War on Terror: Cyber Attacks and Ransomware
by Marc Kahlberg on 04 Apr 2018 1 Comment

One certain prediction we can all make about the “War on Terror” with great confidence is that it is not going to end any time soon, or even dramatically subside. Terrorism today poses a direct threat to the security of all of us, and to international stability and prosperity. It is a persistent global threat that knows no borders, nationality or religion and is a challenge that the international community must tackle together.


The world holds and hosts counter terror think tanks, conferences, seminars and, in some cases, even shares intelligence and other cooperative work on countering terrorism. Most countries focus on improving awareness of the threat, developing capabilities to prepare and respond, and enhancing engagement with partner countries and other international actors.


Yet a Boeing Aircraft production plant in Charleston, South Carolina, USA was hit by a Wanna Cry ransomware attack as recently as March 28, 2018.


Headlines related to Cyber Attacks and ransomware have indeed grabbed the worlds’ undivided attention over the past few months, and there is no doubt that there is a war occurring across the globe.

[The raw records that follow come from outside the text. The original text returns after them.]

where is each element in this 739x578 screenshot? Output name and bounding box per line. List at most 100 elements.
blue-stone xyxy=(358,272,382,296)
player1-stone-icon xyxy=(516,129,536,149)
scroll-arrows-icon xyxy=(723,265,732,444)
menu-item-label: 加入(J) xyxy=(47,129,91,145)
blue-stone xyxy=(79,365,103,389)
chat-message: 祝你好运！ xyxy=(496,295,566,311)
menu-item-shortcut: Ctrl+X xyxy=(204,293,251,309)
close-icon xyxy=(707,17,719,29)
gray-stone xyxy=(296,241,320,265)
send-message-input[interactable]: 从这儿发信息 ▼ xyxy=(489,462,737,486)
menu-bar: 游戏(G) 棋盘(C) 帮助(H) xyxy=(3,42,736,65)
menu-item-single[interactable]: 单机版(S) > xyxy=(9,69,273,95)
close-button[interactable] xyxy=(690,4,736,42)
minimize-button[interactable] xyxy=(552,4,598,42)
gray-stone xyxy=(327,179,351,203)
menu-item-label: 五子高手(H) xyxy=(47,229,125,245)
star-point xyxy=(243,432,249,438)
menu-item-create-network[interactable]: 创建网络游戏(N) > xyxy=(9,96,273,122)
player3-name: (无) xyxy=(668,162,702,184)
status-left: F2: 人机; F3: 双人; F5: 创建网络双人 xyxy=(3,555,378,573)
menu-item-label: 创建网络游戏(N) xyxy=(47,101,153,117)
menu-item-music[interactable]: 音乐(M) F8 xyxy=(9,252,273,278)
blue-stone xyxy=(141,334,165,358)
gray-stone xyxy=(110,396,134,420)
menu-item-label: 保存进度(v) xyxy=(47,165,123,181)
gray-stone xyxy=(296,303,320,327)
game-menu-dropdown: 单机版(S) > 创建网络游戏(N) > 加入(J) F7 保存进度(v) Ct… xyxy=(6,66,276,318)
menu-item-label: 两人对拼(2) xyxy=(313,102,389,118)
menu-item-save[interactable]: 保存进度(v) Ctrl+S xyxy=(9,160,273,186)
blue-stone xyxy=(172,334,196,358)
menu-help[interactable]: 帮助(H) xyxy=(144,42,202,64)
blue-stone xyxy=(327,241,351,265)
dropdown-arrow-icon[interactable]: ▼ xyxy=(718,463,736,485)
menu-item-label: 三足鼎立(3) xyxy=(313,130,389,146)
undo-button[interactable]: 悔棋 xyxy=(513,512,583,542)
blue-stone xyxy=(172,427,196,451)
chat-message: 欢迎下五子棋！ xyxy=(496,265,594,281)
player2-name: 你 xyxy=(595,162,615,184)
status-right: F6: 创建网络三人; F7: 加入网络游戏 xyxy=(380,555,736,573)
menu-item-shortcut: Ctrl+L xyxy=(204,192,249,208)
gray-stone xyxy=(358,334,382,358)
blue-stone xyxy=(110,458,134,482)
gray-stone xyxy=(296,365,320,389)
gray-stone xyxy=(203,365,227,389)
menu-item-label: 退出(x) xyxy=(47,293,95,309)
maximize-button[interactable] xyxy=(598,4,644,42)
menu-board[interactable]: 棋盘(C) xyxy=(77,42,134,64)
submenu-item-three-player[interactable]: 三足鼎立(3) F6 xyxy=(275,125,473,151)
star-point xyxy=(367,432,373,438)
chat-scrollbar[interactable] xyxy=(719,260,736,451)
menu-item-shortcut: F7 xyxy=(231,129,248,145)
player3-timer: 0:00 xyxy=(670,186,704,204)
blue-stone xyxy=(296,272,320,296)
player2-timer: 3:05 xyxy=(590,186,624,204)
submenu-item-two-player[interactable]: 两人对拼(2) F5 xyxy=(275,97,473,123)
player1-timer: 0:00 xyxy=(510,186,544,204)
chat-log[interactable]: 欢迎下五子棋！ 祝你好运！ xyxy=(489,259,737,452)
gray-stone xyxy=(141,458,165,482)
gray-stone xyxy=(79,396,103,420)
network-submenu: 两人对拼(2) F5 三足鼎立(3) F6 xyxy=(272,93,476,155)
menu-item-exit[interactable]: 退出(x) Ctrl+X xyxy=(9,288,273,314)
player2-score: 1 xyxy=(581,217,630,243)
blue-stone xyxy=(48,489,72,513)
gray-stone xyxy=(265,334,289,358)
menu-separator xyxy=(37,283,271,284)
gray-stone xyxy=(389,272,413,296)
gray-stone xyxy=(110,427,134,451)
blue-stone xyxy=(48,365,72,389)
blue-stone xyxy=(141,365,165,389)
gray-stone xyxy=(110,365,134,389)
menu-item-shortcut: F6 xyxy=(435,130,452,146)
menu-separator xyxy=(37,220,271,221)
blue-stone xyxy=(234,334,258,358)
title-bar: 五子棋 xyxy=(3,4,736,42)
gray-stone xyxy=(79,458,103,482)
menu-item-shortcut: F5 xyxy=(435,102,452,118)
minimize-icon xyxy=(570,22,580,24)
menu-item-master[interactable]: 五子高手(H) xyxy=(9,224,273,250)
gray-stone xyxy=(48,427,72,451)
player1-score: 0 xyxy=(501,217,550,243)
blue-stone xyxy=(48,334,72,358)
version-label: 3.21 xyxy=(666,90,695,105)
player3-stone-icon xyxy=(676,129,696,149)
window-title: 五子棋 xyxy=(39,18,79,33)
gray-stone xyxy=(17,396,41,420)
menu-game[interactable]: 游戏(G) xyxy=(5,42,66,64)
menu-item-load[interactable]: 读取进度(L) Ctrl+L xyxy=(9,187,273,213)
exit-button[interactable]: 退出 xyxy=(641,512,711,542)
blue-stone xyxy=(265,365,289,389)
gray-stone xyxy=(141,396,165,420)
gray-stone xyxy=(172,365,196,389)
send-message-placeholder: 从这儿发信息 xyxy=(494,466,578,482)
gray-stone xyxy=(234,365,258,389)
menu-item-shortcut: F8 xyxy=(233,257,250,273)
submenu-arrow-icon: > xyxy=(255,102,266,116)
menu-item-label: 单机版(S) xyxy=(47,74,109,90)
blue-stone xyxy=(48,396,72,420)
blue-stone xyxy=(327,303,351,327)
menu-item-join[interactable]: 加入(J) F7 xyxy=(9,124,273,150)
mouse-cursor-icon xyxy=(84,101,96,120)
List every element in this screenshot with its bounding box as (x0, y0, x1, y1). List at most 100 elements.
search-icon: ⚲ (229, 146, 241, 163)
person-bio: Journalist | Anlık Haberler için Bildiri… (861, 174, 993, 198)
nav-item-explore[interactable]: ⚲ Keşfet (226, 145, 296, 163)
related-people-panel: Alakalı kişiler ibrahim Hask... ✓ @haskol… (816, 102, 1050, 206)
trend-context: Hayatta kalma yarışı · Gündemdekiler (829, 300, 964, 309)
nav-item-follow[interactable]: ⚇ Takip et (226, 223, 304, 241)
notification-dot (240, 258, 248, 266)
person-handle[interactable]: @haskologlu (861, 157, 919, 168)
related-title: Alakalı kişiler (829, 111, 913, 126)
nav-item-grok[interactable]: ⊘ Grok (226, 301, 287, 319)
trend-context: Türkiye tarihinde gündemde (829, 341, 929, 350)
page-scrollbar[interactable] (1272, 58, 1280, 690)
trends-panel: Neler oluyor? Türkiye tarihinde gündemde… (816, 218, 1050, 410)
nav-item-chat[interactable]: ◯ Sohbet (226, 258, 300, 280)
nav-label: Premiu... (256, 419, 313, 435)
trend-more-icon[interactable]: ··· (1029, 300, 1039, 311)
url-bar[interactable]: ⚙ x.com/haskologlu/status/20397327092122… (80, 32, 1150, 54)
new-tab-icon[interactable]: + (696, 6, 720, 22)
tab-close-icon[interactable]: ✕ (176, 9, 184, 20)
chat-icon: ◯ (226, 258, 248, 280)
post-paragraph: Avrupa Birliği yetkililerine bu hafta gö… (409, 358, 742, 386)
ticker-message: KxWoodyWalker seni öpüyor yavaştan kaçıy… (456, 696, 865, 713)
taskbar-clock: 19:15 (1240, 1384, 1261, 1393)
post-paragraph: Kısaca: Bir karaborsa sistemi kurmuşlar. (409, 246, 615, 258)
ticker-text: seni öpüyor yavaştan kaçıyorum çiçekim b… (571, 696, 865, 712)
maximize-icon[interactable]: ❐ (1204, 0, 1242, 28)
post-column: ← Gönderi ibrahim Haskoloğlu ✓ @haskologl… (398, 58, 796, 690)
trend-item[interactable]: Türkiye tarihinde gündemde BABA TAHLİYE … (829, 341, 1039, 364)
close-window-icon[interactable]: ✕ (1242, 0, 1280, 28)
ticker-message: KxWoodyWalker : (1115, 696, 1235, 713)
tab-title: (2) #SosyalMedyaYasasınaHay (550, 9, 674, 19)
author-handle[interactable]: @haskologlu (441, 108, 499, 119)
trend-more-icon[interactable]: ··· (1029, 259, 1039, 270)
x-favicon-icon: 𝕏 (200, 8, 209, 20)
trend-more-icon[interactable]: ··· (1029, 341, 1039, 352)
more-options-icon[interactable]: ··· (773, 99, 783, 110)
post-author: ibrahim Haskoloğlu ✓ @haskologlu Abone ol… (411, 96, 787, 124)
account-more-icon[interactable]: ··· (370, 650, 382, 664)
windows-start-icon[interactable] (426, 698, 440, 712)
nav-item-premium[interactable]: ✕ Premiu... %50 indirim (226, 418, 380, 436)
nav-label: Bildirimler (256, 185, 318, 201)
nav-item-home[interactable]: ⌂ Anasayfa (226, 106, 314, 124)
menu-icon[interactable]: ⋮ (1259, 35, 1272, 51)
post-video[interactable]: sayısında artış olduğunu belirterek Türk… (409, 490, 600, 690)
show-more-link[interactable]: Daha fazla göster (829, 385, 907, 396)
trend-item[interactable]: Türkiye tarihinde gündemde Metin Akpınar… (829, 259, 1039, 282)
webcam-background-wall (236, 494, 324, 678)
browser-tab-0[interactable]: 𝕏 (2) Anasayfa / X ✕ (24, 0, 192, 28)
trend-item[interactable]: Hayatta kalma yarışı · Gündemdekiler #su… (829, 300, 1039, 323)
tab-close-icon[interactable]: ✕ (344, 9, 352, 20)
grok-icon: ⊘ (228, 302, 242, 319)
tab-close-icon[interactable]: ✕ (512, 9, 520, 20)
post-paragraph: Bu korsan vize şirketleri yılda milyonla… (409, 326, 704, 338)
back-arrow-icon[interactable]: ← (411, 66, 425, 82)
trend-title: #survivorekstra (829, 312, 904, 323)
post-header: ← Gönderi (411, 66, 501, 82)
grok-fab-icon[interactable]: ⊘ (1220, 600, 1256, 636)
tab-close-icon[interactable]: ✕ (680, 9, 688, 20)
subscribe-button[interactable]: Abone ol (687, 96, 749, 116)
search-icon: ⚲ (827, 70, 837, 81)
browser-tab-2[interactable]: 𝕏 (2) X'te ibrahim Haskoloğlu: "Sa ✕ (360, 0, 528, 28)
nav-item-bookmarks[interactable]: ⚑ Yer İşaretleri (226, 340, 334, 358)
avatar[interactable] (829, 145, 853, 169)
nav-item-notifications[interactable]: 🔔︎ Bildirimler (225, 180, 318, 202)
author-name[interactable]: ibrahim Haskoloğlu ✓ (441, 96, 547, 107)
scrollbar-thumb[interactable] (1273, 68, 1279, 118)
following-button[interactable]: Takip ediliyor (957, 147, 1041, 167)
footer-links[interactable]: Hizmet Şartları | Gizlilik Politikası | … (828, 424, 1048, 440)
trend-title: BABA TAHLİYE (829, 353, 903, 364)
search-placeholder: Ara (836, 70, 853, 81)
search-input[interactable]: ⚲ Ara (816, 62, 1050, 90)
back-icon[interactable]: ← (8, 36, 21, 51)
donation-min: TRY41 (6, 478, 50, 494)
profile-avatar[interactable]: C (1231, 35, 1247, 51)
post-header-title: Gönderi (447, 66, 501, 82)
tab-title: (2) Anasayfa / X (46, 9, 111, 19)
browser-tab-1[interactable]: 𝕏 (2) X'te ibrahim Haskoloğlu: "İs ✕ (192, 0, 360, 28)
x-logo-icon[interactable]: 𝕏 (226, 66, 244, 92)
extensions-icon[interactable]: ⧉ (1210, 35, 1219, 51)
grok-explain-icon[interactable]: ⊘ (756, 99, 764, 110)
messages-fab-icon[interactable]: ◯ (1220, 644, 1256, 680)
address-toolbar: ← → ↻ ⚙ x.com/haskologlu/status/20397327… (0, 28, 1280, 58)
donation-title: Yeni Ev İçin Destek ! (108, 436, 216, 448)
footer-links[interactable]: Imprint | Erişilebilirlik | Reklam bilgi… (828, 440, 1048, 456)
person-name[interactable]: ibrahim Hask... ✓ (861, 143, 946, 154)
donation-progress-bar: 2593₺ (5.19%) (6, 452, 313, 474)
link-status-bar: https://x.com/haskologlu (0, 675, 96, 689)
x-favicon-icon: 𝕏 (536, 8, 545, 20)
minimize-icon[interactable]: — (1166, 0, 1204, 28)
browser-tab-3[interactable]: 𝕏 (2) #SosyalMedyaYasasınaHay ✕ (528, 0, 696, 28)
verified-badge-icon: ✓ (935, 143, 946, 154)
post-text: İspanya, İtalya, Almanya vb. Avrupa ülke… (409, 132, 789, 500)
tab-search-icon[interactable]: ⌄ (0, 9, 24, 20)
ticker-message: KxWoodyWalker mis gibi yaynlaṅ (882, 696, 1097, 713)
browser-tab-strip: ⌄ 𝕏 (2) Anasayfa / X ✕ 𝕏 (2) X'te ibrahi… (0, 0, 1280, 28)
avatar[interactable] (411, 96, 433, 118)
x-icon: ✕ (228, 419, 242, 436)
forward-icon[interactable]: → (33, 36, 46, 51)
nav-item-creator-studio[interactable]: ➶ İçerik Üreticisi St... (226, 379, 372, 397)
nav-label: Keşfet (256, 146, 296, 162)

Also, it may not be only the military, but criminal mercenary soldiers of fortune and terrorists that are extremely difficult to be found.


One can’t see the Cyber Attack physically (unless, of course, you receive a message saying that you have been held hostage to Ransomware, or your system simply shuts down), but the effects are clear and it’s no longer a quiet point of conversation, but a global scream for help.


Governments are going public with their strategies to deploy armies of “hackers”; advanced cyber offensive tools and weapons are being deployed in what is being called “a Cyber World War”.


Cyber security may indeed be thought of as a frontier for fighting and defeating global terror groups or cyber criminals, but at the center of this battle is big data, cyber analytics, intellectual knowledge, complacent governments and no doubt some extremely intelligent cyber savvy people.


With cyber-crime and cyber terrorism, it’s not about fighting fair - it’s about fighting smart with the right tools and people at your side.


On May 12, 2017 the World’s biggest cyberattack sent countries into a ‘disaster recovery mode’. The cyber battlefield is constantly shifting. Cyber terror attacks and threats evolve daily and new attacks are mounted every second of the day.


Public and private organisations are turning to different methods of cyber analytic solutions to discover actionable insights by ingesting large volumes of sensor data, correlating that data to derive information and perform near real-time forensics, then translating that to actionable intelligence to defend against these threats.


Just like the traditional battlefield, there is no one correct strategy, no short term solution and no silver bullet to win a war.


In 2010, a friend and well recognised author, Yaacov Lappin, wrote a book called “Virtual Caliphate”. He then described how ISIS, an Islamist state that existed on computer servers around the world, using what he called the Virtual Caliphate was (and to this day is) used by Islamists to carry out functions typically reserved for a physical state, such as creating training camps, mapping out a state’s constitution, and drafting tax laws.  


Today, terror organisations are finding it more and more difficult to carry out mass terror attacks physically and have resorted to stabbings, sporadic shootings and car rammings. The biggest threat today is that these terrorists have access to and are equipped with twenty-first-century technology while trying to achieve their seventh-century vision.


Ultimately, Cyber terror and Cyber war is a battle that is being fought on many fronts, including in your own home. The right tools and the right people are as important in this war as they are in every war that has been fought for centuries.


Perhaps the battlefield has changed, but the keys to ensuring victory remain the same. The best form of defense is certainly a very good offensive.